Jordan Parks of the company's regulatory team updated the commission on the rural-expansion program. Parks said earlier community estimates sometimes relied on broad structure counts and that the company now expects a gap between "potential" and "installed" customer counts during the multi-year sign-up window. Green River and Eureka were cited as examples where early estimates exceeded actual sign-ups.
Parks said the company will pursue Jensen and Roosevelt in separate applications, begin outreach and open houses within the coming month, and intends to submit regulatory approval requests in third quarter (around August) for any projects that move forward. He described the project timeline: two years for sign-ups for service lines, plus up to two years for meter set and startup in some cases, meaning a five-year window from initial construction to full participation for some communities.

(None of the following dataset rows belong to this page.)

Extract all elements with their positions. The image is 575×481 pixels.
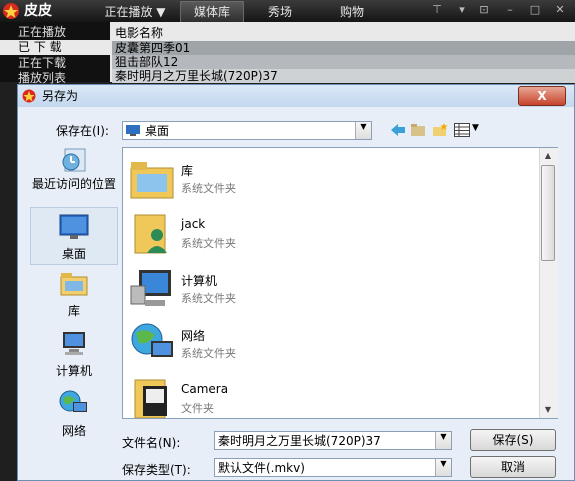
tab-media-library[interactable]: 媒体库 [180, 1, 244, 23]
list-item[interactable]: 计算机 系统文件夹 [123, 260, 523, 315]
app-logo-icon [3, 3, 19, 19]
file-type-dropdown[interactable]: 默认文件(.mkv) ▼ [214, 458, 452, 477]
network-icon [59, 390, 87, 412]
tab-now-playing[interactable]: 正在播放 ▼ [95, 2, 175, 22]
sidebar-item-downloaded[interactable]: 已 下 载 [0, 40, 110, 55]
place-library[interactable]: 库 [30, 269, 118, 325]
place-label: 最近访问的位置 [31, 177, 116, 191]
dialog-title: 另存为 [42, 89, 79, 103]
place-label: 网络 [61, 424, 86, 438]
app-title: 皮皮 [24, 3, 52, 19]
save-as-dialog: 另存为 X 保存在(I): 桌面 ▼ ▼ 最近访问的位置 桌面 库 计算机 网络… [17, 84, 575, 481]
computer-icon [63, 332, 85, 355]
file-name: 库 [181, 164, 194, 178]
network-icon [131, 323, 173, 357]
save-in-label: 保存在(I): [56, 124, 109, 138]
cancel-button[interactable]: 取消 [470, 456, 556, 478]
library-icon [60, 273, 88, 296]
player-sidebar: 正在播放 已 下 载 正在下载 播放列表 [0, 22, 110, 85]
chevron-down-icon[interactable]: ▼ [355, 122, 371, 139]
place-label: 库 [67, 304, 80, 318]
file-type: 系统文件夹 [181, 237, 236, 250]
place-desktop[interactable]: 桌面 [30, 207, 118, 265]
scroll-down-arrow-icon[interactable]: ▼ [539, 402, 557, 418]
movie-row[interactable]: 狙击部队12 [112, 55, 575, 69]
recent-places-icon [62, 148, 86, 172]
file-name: 网络 [181, 329, 206, 343]
scroll-thumb[interactable] [541, 165, 555, 261]
file-name: 计算机 [181, 274, 218, 288]
place-computer[interactable]: 计算机 [30, 329, 118, 385]
file-type: 系统文件夹 [181, 347, 236, 360]
back-arrow-icon[interactable] [390, 123, 406, 137]
tab-shopping[interactable]: 购物 [330, 2, 374, 22]
file-type-value: 默认文件(.mkv) [218, 461, 305, 475]
list-item[interactable]: 网络 系统文件夹 [123, 315, 523, 370]
movie-name-header: 电影名称 [115, 26, 164, 40]
library-folder-icon [130, 162, 174, 199]
chevron-down-icon[interactable]: ▼ [435, 459, 451, 476]
menu-icon[interactable]: ▾ [455, 3, 469, 17]
close-icon[interactable]: ✕ [553, 3, 567, 17]
place-recent[interactable]: 最近访问的位置 [30, 145, 118, 207]
list-item[interactable]: jack 系统文件夹 [123, 205, 523, 260]
player-toolbar: 皮皮 正在播放 ▼ 媒体库 秀场 购物 ⊤ ▾ ⊡ – □ ✕ [0, 0, 575, 23]
computer-icon [130, 270, 171, 306]
file-name-label: 文件名(N): [122, 436, 181, 450]
desktop-icon [126, 125, 140, 136]
places-bar: 最近访问的位置 桌面 库 计算机 网络 [30, 145, 118, 441]
save-in-dropdown[interactable]: 桌面 ▼ [122, 121, 372, 140]
new-folder-icon[interactable] [432, 123, 448, 137]
view-grid-icon [454, 123, 470, 137]
minimize-icon[interactable]: – [503, 3, 517, 17]
save-in-value: 桌面 [145, 124, 170, 138]
place-network[interactable]: 网络 [30, 389, 118, 441]
view-menu-button[interactable]: ▼ [454, 122, 482, 138]
file-type-label: 保存类型(T): [122, 463, 191, 477]
scroll-up-arrow-icon[interactable]: ▲ [539, 148, 557, 164]
dialog-titlebar[interactable]: 另存为 X [18, 85, 574, 107]
user-folder-icon [134, 214, 167, 254]
sidebar-item-downloading[interactable]: 正在下载 [18, 56, 66, 71]
file-name-field[interactable]: 秦时明月之万里长城(720P)37 ▼ [214, 431, 452, 450]
movie-row[interactable]: 秦时明月之万里长城(720P)37 [112, 69, 575, 83]
file-type: 系统文件夹 [181, 182, 236, 195]
save-button[interactable]: 保存(S) [470, 429, 556, 451]
desktop-icon [59, 214, 89, 239]
maximize-icon[interactable]: □ [528, 3, 542, 17]
file-type: 系统文件夹 [181, 292, 236, 305]
file-list[interactable]: 库 系统文件夹 jack 系统文件夹 计算机 系统文件夹 网络 系统文件夹 Ca… [122, 147, 558, 419]
file-type: 文件夹 [181, 402, 214, 415]
sidebar-item-now-playing[interactable]: 正在播放 [18, 25, 66, 40]
tab-show[interactable]: 秀场 [258, 2, 302, 22]
chevron-down-icon[interactable]: ▼ [435, 432, 451, 449]
movie-row[interactable]: 皮囊第四季01 [112, 41, 575, 55]
file-name: jack [181, 217, 206, 231]
file-name: Camera [181, 382, 229, 396]
list-item[interactable]: Camera 文件夹 [123, 370, 523, 418]
place-label: 桌面 [61, 247, 86, 261]
chevron-down-icon: ▼ [472, 123, 479, 133]
up-folder-icon[interactable] [410, 123, 426, 137]
folder-icon [134, 379, 167, 418]
list-item[interactable]: 库 系统文件夹 [123, 150, 523, 205]
app-logo-icon [22, 89, 36, 103]
pin-icon[interactable]: ⊤ [430, 3, 444, 17]
place-label: 计算机 [55, 364, 92, 378]
file-name-value: 秦时明月之万里长城(720P)37 [218, 434, 381, 448]
mini-mode-icon[interactable]: ⊡ [477, 3, 491, 17]
dialog-close-button[interactable]: X [518, 86, 566, 106]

On program finance, Parks said the recent general rate case increased D&G revenue to just under $64 million and set program spending caps: a 2% cap on D&G revenue in any three-year period and an aggregate 5% program cap that equated, per Parks, to about $268 million of allowed program investment (with roughly $107 million allowable in any three-year window). Parks said the company will not submit a new rural-expansion tracker until spending exceeds the amount included in the general rate case forecast.
Why it matters: the rural-expansion program is a targeted growth and equity initiative that affects customers in remote communities and ties directly to the company's capital program and regulatory spending caps. Commissioners asked for more discussion with division staff to align expectations on proposed communities and enrollment assumptions.